Elsewhere in the UK, just outside Milton Keynes, Adam Naisbitt was facing a challenge of his own. His girlfriend was desperate to attend the Olympic gymnastics and he had struggled unsuccessfully with the LOCOG ticketing site, powered by Ticketmaster. Rather than wear out the refresh button, he began programming and quickly produced an application that searched the LOCOG site automatically every three minutes, reporting back any new ticket availability.
Gymnastics tickets secured, Naisbitt took the decision to link his robot to a Twitter account (@2012ticketalert) but was frustrated when, after receiving thanks and praise from over 600 different people who had taken advantage of the alerts, Ticketmaster blocked him.
There were numerous ways the block could be circumvented with proxy IP’s or randomising the timing of the script but Naisbitt steered away from them, choosing instead to open dialogue with Ticketmaster and eventually forcing them to back down.
He is relaxed about the invention and the effect it has had, “Admittedly I didn’t realise how much time it would soak up in improving it and replying to questions etc, but hey – it’s two weeks of effort to make a difference to a lot of people, so definitely worth it.”
Opportunities have now been turned down with different Ticketmaster affiliates to convert the service into a commercial entity, and while offers of donations and remuneration have been many, they have all been redirected through JustGiving to the British Olympic Foundation. The amounts are small, but the memories created by the tickets will not be.

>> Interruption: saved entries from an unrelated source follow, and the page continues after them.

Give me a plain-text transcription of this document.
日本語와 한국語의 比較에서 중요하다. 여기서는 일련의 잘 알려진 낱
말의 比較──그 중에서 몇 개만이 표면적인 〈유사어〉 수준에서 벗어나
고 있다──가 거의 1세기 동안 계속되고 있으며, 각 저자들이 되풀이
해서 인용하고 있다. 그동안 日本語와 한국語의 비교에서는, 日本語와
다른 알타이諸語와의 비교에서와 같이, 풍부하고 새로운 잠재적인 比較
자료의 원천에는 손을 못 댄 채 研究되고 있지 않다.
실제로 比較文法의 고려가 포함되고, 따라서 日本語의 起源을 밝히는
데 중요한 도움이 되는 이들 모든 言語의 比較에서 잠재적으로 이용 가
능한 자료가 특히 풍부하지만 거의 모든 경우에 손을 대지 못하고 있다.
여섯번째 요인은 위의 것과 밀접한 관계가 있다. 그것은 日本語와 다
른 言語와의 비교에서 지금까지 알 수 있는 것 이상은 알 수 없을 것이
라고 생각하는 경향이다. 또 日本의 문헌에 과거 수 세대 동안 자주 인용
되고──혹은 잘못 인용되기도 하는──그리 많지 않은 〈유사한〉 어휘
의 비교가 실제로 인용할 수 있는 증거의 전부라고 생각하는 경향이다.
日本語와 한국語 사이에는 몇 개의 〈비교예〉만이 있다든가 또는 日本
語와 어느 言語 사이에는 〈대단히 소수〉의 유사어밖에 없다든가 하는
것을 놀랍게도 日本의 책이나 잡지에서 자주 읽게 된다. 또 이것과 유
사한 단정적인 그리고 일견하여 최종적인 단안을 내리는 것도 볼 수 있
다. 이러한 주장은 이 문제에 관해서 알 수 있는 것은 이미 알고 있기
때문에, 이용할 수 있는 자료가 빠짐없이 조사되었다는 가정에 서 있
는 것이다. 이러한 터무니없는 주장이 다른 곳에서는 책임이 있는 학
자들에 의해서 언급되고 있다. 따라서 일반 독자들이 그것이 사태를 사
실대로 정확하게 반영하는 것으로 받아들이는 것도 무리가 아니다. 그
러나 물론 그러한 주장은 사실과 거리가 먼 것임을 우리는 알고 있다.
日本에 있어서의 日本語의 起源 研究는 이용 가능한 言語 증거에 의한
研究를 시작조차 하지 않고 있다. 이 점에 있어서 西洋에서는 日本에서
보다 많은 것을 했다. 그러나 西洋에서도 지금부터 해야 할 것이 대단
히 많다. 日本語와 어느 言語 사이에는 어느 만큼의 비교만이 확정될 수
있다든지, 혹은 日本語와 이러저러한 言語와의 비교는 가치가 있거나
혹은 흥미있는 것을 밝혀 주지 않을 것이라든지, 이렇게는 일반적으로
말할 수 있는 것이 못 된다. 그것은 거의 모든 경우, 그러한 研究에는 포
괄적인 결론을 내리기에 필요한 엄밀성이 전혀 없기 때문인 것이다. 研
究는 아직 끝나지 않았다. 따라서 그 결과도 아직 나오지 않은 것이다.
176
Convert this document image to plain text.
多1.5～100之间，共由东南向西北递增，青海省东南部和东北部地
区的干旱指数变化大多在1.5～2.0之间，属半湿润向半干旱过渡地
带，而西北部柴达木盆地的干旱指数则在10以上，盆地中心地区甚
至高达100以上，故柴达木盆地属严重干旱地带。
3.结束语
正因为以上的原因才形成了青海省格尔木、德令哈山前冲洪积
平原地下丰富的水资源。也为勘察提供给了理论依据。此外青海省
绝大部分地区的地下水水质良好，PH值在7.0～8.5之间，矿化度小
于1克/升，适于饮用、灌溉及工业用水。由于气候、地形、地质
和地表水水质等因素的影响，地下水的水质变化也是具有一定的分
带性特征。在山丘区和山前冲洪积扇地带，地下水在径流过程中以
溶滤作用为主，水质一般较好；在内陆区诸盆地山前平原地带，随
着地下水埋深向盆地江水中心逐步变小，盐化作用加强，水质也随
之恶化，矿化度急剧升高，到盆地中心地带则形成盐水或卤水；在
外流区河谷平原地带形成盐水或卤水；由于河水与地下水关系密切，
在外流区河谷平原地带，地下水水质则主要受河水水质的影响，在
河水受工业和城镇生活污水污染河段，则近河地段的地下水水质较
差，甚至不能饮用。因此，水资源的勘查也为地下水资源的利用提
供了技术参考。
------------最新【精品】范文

Ultimately, I suppose it is unlikely that Tim Berners-Lee and Adam Naisbitt will ever meet, but I suspect the former would wholeheartedly approve of how the latter took the spirit of a simple tweet to heart and reorganised some simple digital tools so that people could get to the greatest show on earth. With LOCOG so far behaving impeccably in clawing back seats from wasteful corporations it will be interesting to see how simple services like this are adopted going forward. This is indeed for everybody.